Elevated body temperatures and heat stress of livestock are of concern in terms of animal welfare. Ergovaline has been considered the causative agent for heat stress in livestock grazing endophyte-infected ryegrass (McLeay et al. 2002). The summer-syndrome component of fescue toxicosis in the south-eastern United States is in large part a heat stress caused or intensified by consumption of ergovaline. Many of the signs of summer syndrome are heat-stress symptoms that include high rectal temperatures, excessive salivation, high respiration rates, panting and shade or water seeking. These all contribute to production losses. Because ergovaline has been detected in some endophyte-infected ryegrasses, there are assumptions that similar ‘summer syndromes’ could occur in New Zealand. However, the incidence of heat stress in dairy cattle has yet to be associated with consumption of ergovaline-producing ryegrass endophytes in New Zealand (Bluett et al. 2005; Thom et al. 2013). Many of the heat stress-related symptoms can be related back to ergovaline interactions (mentioned earlier in the article) with biogenic amine receptors, causing vasoconstriction in pulmonary vasculature that results in a decrease in heat transfer (elevated body temperature and increased respiration), as well as interaction with adrenergic and serotonergic receptors in the periphery that results in a decrease in heat transfer (elevated body temperature) and interaction with dopaminergic receptors in the higher neural centers responsible for thermoregulation (Faichney and Barry 1986). Animals consuming ergovaline-containing feedstuffs appear to have a reduced capacity to maintain a thermoneutral body temperature with rapid changes in ambient temperature (Spiers et al. 2012). The main challenge in separating or relating the effects of heat stress to ergovaline intake are the commonly measured variables of body temperature, respiration rate and feed intake. Many times, both stressors affect all three variables and this confounds the interpretation of the causal stressor. This aspect of ergovaline in ryegrass deserves to be studied in greater detail.
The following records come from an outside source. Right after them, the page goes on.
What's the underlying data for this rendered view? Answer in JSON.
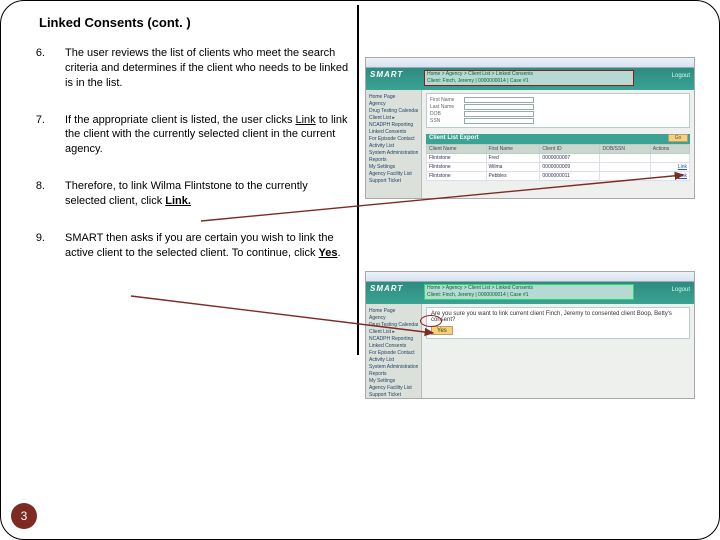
{
  "heading": "Linked Consents (cont. )",
  "steps": [
    {
      "n": "6.",
      "text": "The user reviews the list of clients who meet the search criteria and determines if the client who needs to be linked is in the list."
    },
    {
      "n": "7.",
      "pre": "If the appropriate client is listed, the user clicks ",
      "link": "Link",
      "post": " to link the client with the currently selected client in the current agency."
    },
    {
      "n": "8.",
      "pre": "Therefore, to link Wilma Flintstone to the currently selected client, click ",
      "link": "Link."
    },
    {
      "n": "9.",
      "pre": "SMART then asks if you are certain you wish to link the active client to the selected client.  To continue, click ",
      "link": "Yes",
      "post": "."
    }
  ],
  "page_number": "3",
  "app": {
    "brand": "SMART",
    "logout": "Logout",
    "crumb_line1": "Home > Agency > Client List > Linked Consents",
    "crumb_line2": "Client: Finch, Jeremy | 0000000014 | Case #1",
    "sidebar": [
      "Home Page",
      "Agency",
      "Drug Testing Calendar",
      "Client List ▸",
      "NCADPH Reporting",
      "Linked Consents",
      "For Episode Contact",
      "Activity List",
      "System Administration",
      "Reports",
      "My Settings",
      "Agency Facility List",
      "Support Ticket"
    ]
  },
  "shot1": {
    "search": {
      "first": "First Name",
      "last": "Last Name",
      "dob": "DOB",
      "ssn": "SSN",
      "go": "Go"
    },
    "list_header": "Client List  Export",
    "table": {
      "cols": [
        "Client Name",
        "First Name",
        "Client ID",
        "DOB/SSN",
        "Actions"
      ],
      "rows": [
        [
          "Flintstone",
          "Fred",
          "0000000007",
          "",
          ""
        ],
        [
          "Flintstone",
          "Wilma",
          "0000000009",
          "",
          "Link"
        ],
        [
          "Flintstone",
          "Pebbles",
          "0000000011",
          "",
          "Link"
        ]
      ]
    }
  },
  "shot2": {
    "prompt": "Are you sure you want to link current client Finch, Jeremy to consented client Boop, Betty's consent?",
    "yes": "Yes"
  }
}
As a secondary metabolite produced by some fungal endophytes in perennial ryegrass, ergovaline can have a significant impact on the physiology of livestock consuming it. The scope of this physiologic impact is largely dictated by variations in ergovaline concentration in the consumed plant material, liberation from the plant material either through digestion or fermentation, microbial interactions and modifications of bioavailable ergovaline, absorptive efficiency and route of absorption from the digestive tract into the blood stream, hepatic detoxification and degrees of tissue deposition or excretion of ergovaline. This is further complicated by the ability of ergot alkaloids such as ergovaline to interact with the functionally diverse class of biogenic amine receptors that are ubiquitously distributed throughout the body. The physiologic effects of ergovaline described in this review are not always going to be observed in production settings, but should, nevertheless, not be ignored as cumulative decreases in animal productivity may be occurring. In addition to highlighting the range of ergovaline-related effects, the present review has demonstrated the ability of the ruminant to tolerate (breakdown and excrete) a certain amount of ergovaline. The key issue to New Zealand producers and those around the world is keeping the concentration of ergovaline low enough not to exceed the ability of livestock to metabolise it, but also have concentrations that are sufficient to impart some of the positive benefits provided by ergovaline that improve pasture persistence. The challenge that remains is to define these concentrations for a productive animal on a productive pasture.